Rochester scientist David Turnbull receives fusion award

David Turnbull, scientist at the Laboratory for Laser Energetics
Nonprofit research and educational foundation highlights “demonstrated leadership in applying results to laser facilities.”

David Turnbull, a scientist at the University of Rochester’s Laboratory for Laser Energetics (LLE), has been selected as a recipient of the 2020 Excellence in Fusion Engineering Award from Fusion Power Associates.

image of David Turnbull
David Turnbull, scientist at the Laboratory for Laser Energetics

Turnbull, a member of the Plasma and Ultrafast Physics Group at LLE, is being recognized for his contributions and experiments involving plasma photonics and laser-plasma instability research, and for his leadership abilities.
Fusion Associates is a nonprofit research and educational foundation that provides information on the status of fusion development and other applications of plasma science and fusion research.

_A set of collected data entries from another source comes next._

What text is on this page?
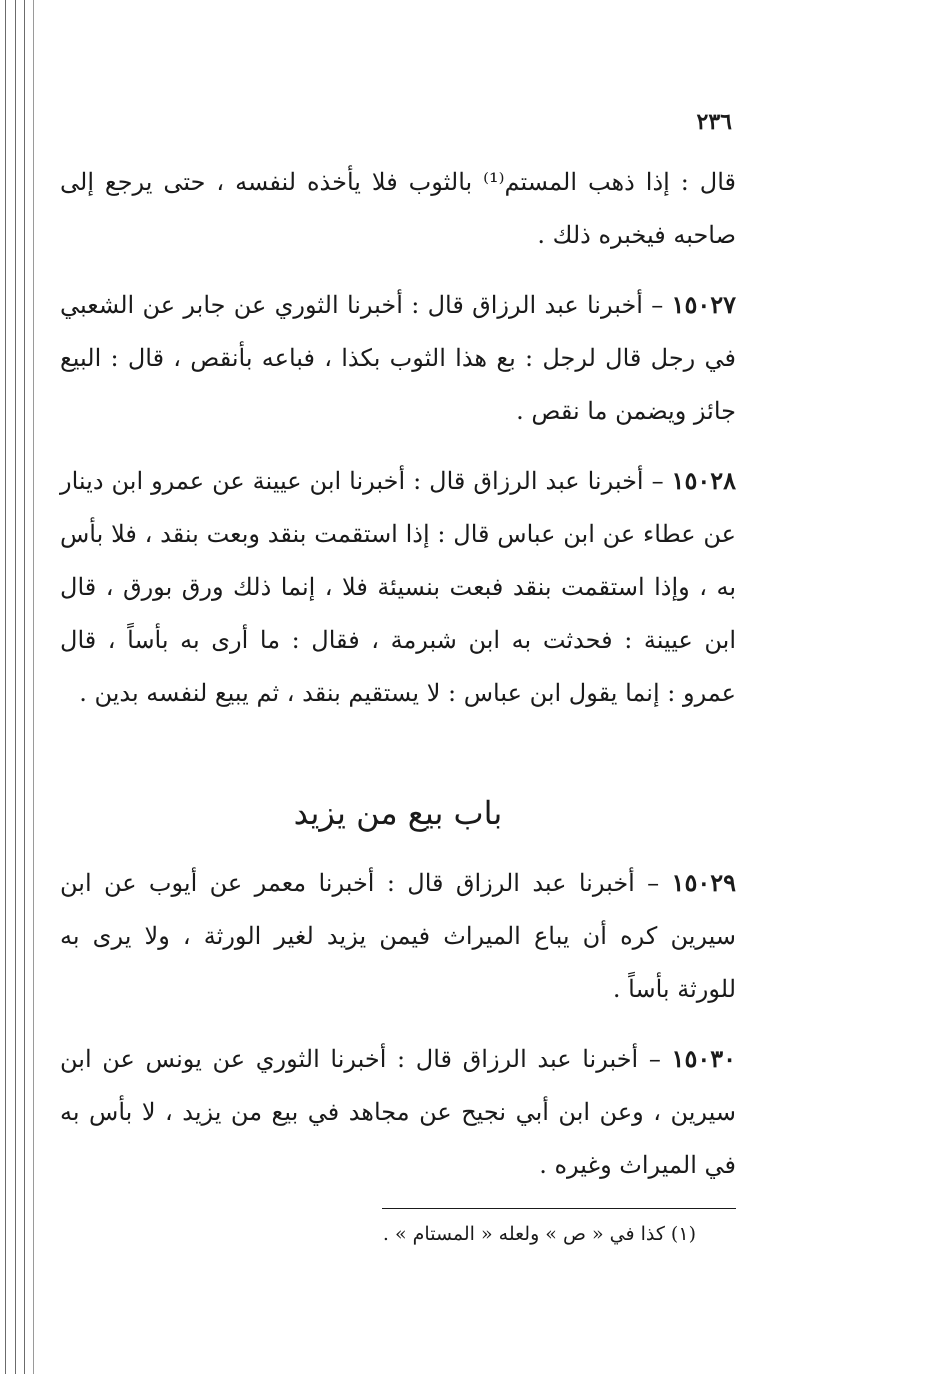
٢٣٦

قال : إذا ذهب المستم⁽¹⁾ بالثوب فلا يأخذه لنفسه ، حتى يرجع إلى صاحبه فيخبره ذلك .

١٥٠٢٧ – أخبرنا عبد الرزاق قال : أخبرنا الثوري عن جابر عن الشعبي في رجل قال لرجل : بع هذا الثوب بكذا ، فباعه بأنقص ، قال : البيع جائز ويضمن ما نقص .

١٥٠٢٨ – أخبرنا عبد الرزاق قال : أخبرنا ابن عيينة عن عمرو ابن دينار عن عطاء عن ابن عباس قال : إذا استقمت بنقد وبعت بنقد ، فلا بأس به ، وإذا استقمت بنقد فبعت بنسيئة فلا ، إنما ذلك ورق بورق ، قال ابن عيينة : فحدثت به ابن شبرمة ، فقال : ما أرى به بأساً ، قال عمرو : إنما يقول ابن عباس : لا يستقيم بنقد ، ثم يبيع لنفسه بدين .

باب بيع من يزيد

١٥٠٢٩ – أخبرنا عبد الرزاق قال : أخبرنا معمر عن أيوب عن ابن سيرين كره أن يباع الميراث فيمن يزيد لغير الورثة ، ولا يرى به للورثة بأساً .

١٥٠٣٠ – أخبرنا عبد الرزاق قال : أخبرنا الثوري عن يونس عن ابن سيرين ، وعن ابن أبي نجيح عن مجاهد في بيع من يزيد ، لا بأس به في الميراث وغيره .

(١) كذا في « ص » ولعله « المستام » .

The Excellence in Fusion Engineering Awards have been given annually since 1987, in memory of MIT Professor David Rose, to recognize persons relatively early in their careers who have shown both technical accomplishment and potential to become exceptionally influential leaders in the fusion field.

The board especially noted Turnbull’s “large number of high-impact publications, reflecting both theoretical and experimental skills.” They have led to “significant advances in fundamental understanding and important applications,” and reflect “your demonstrated leadership in applying your results to laser facilities” such as the Omega at LLE and the National Ignition Facility at Lawrence Livermore National Laboratory in California.

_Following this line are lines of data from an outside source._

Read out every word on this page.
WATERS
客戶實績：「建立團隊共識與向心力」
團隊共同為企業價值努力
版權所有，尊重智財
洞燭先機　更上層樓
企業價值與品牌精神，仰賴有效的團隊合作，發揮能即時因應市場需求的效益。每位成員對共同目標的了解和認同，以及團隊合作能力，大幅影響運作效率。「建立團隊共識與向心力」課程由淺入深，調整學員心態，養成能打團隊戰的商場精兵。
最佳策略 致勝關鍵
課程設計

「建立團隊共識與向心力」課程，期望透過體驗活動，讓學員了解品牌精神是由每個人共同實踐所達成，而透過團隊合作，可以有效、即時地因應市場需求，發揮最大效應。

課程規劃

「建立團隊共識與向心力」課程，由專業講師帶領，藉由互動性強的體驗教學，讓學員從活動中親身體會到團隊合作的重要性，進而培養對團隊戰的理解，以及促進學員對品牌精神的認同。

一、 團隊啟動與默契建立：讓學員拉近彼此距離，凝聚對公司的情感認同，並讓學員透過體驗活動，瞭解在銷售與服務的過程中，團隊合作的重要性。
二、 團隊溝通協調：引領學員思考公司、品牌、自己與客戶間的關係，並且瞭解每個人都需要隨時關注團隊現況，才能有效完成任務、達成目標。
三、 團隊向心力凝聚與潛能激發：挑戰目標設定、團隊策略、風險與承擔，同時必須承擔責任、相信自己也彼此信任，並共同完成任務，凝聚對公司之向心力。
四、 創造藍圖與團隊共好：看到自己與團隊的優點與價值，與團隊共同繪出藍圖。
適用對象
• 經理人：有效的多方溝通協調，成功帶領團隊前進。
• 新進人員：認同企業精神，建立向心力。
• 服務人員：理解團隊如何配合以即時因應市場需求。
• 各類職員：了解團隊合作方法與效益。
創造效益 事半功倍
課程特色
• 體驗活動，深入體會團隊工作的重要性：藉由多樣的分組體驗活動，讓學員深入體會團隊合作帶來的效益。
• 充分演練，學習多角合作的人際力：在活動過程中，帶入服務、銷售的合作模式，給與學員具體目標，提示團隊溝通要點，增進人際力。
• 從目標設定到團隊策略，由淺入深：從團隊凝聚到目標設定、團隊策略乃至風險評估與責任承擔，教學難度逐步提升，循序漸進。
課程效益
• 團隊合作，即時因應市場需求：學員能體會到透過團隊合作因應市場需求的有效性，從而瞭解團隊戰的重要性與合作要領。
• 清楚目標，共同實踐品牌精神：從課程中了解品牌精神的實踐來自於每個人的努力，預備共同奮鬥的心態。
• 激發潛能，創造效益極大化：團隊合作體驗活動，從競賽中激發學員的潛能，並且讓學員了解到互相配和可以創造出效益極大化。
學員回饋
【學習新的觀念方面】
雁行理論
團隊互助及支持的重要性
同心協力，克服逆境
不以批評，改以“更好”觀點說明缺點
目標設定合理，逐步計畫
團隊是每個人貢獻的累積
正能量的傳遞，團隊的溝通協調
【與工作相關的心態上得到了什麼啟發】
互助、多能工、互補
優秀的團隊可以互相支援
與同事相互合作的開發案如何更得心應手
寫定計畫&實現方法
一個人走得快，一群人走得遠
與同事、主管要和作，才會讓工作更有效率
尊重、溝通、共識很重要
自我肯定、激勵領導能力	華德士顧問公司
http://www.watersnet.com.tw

Last year, for example, Turnbull was lead author of a Nature Physics paper describing the interaction of laser beams with the plasma that forms during inertial confinement fusion experiments. Laser-driven experiments require that many laser beams propagate through the plasma—a hot soup of free moving electrons and ions—to deposit their radiation energy precisely at their intended target. But, as the beams do so, they interact with the plasma in ways that can complicate the intended result.

While researchers have offered theories about the ways in which laser beams alter a plasma, none has ever before been demonstrated experimentally.

Turnbull, working with researchers at the LLE, along with their colleagues at Lawrence Livermore and the Centre National de la Recherche Scientifique in France, directly demonstrated for the first time how laser beams modify the conditions of the underlying plasma, in turn affecting the transfer of energy in fusion experiments. Read more here.

Turnbull joined LLE in 2016. Before that, he was an experimental scientist at Lawrence Livermore, where he also served as a postdoctoral researcher after earning his PhD at Princeton University in 2013. At Princeton his research focused primarily on the development of plasma-based laser amplifiers.